Bad way to extend an ASP.NET product

How do you extend your ASP.NET product when you have no access to the source code?

First, some background: We received a customization order to add webmail-style attachments to our webapp, the kind of easy job we let our junior developers cut to their teeth on. However, the target app was developed by an ex-partner, one who've parted ways with bridges burning and much bad blood. Cutting the drama short, we didn't have the code. We could make changes to the ASPX file and the DB sprocs, but we couldn't add new code-behind and class level business logic into the app.

Of course, we could've reverse-engineered the web project and recompiled the whole thing anew with our extended functionalities. But, we went a different way. The bad way.


We used JavaScript to hack the customized features into our app. The script dynamically adds an iframe (containing the upload attachments functionality) to each target webpage. When the existing webpage's form submit event is triggered, the iframe page hijacks the client-side event handler and posts back, uploading the attachments. Each attachment is saved into a binary column on a newly created database table, and artificial keys are created on both the primary and this new table to provide referential coupling.

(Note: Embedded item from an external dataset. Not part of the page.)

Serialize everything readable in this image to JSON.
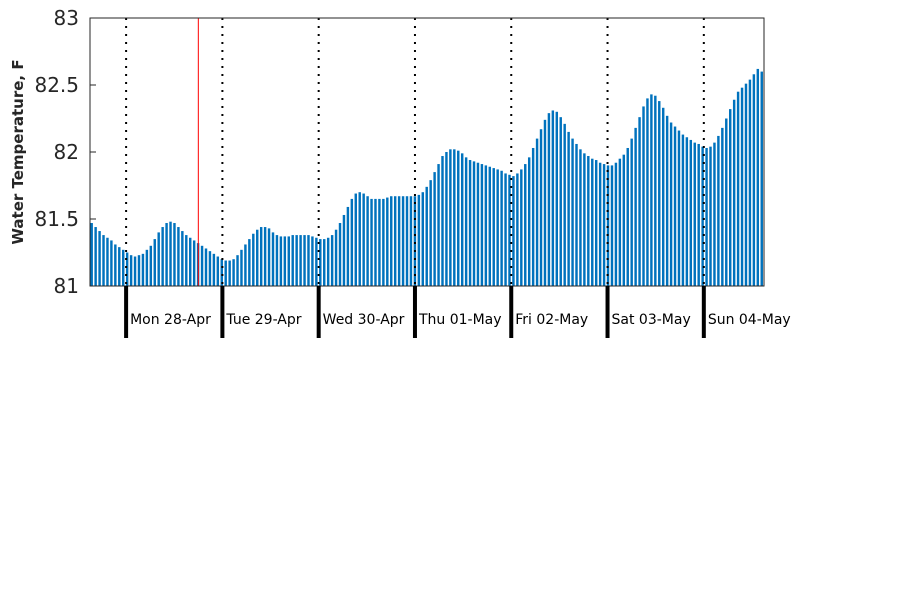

I'll go into the technical details in upcoming posts. What I'd like to do is discuss the rationale of our approach:

1. We minimized and isolated modifications to an unsupported piece of software.
With our ex-partners withholding support and source code, we tried not to introduce changes into software we didn't develop and can't test. The best way is to use Reflector or some other tool to reverse engineer the software and recompile it. But, a tight delivery deadline meant we didn't have the time to learn to do this (it might've taken only an afternoon for all we know), so we decided to use client-side scripting. And because we didn't hack the ASP.NET 1.1 webproject,

2. We didn't have to migrate the software to use ASP.NET 2.0's RAD controls
When the order came in, I immediately thought to use 2.0's FileUpload , DetailsView, and SqlDataSource controls. These provided a very fast way to create all the attachments functionality in one single ASPX file, with very little code. UI data-binding and database access were a breeze. Eveything worked almost right out of the box, I'd only needed custom (inline) codes for DetailsView.ItemInserting and DetailsView.ItemUpdating, plus some CSS to make the new page fit in with the look and feel of the target app.

3. Installation of the new features is a no-brainer
No need to redeploy the whole project, which would mean some system downtime. Installation would be, create a new virtual directory within the same domain (but running ASP.NET 2.0), create the new attachments DB table, and copy the attachments ASPX and JS file. We needed only one line of JavaScript added into a existing common JS file, to call our extended features script. So, this is the single one point of change in the existing software.

But, I can't help but feel that what we're doing isn't right. It's the same feeling I got when we added random client-side scripts into our other software, the same feeling that tells me this will be coming back to haunt me.

How would you have done things differently?